I'm being a little thick here but what is it that farmers spray onto their fields that smells so dreadful? I can cope with the smell of manure, in fact I quite like it but this other smell makes you want to throw up
Just came to mind as we were cycling next to a field where a tractor was spraying the stuff and a big gust of wind blew our way and we got covered, etc. Made us laugh a lot but still can't get rid of the smell or taste!! lol
could've been chicken poo, we have that around here and it's rank! we've just had an application thrown out to build chicken sheds in our village and te biggest concern was the smell :-(
Talking of poo... I came down this morning to find my cat had performed in the middle of my shaggy cream rug - gawd what a pong! Lazy blighter c.b.a. to use the cat flap. He's got to go!!!
I was told by my GP that human slurry can be used by farmers - at the time my smallest had a tummy bug and the doc traced it back to 'cryptospiridion'(?) which is most commonly transferred via water run-off into reservoirs etc.
That's what he got this morning TWR! Any more occurences of said incident & he's going down the vets! I'm not putting up with that cr*p (pardon the pun!)

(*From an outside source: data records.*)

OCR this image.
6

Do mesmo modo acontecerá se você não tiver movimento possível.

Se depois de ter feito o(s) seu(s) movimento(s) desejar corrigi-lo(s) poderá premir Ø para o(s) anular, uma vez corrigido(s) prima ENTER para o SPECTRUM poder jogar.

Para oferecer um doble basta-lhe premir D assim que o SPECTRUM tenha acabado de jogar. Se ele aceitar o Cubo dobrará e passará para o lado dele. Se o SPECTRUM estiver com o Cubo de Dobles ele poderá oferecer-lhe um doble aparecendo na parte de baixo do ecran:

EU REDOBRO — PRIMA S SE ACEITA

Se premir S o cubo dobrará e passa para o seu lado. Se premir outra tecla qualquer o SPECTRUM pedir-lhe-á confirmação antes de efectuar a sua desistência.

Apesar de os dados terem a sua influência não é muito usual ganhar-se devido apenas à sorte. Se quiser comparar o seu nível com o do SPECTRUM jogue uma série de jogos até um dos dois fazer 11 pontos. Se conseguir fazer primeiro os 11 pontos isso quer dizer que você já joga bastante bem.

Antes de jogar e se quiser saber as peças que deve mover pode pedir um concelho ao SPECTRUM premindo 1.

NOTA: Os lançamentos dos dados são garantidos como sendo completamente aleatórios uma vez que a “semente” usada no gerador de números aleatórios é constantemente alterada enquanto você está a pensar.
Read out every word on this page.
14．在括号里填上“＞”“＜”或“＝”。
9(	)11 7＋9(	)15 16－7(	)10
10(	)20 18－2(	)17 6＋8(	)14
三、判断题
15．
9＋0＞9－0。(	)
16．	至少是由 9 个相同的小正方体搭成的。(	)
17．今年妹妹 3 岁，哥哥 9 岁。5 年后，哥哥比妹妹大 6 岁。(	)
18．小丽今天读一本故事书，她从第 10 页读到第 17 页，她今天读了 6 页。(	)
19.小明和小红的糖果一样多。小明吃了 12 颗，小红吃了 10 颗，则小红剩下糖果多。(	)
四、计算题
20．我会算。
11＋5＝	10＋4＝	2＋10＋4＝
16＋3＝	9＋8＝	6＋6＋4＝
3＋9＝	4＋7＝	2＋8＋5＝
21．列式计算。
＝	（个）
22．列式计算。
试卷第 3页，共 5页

I know that, in some rural areas of the UK, farmers will empty the cesspits of local folk and spread the sludge onto fields upon which edible crops are grown.......So what....When I was a small boy and and the Loo was a bucket underneath a wooden seat in an outside wooden cabin (Ty Bach....Small house.) the contents of the bucket were then transferred to the garden's compost heap.
V and Ron - it's a question of concentration per acre, speed of run-off and presence of infection in the aforesaid human slurry ie someone already got the lurg......now great as cottage gardens are / were, spreading infected human waste onto food crops or where runoff or seepage will get directly into water supply ensures the lurg gets shared around.
Which is what happened to my child - the runoff was going into the local reservoir.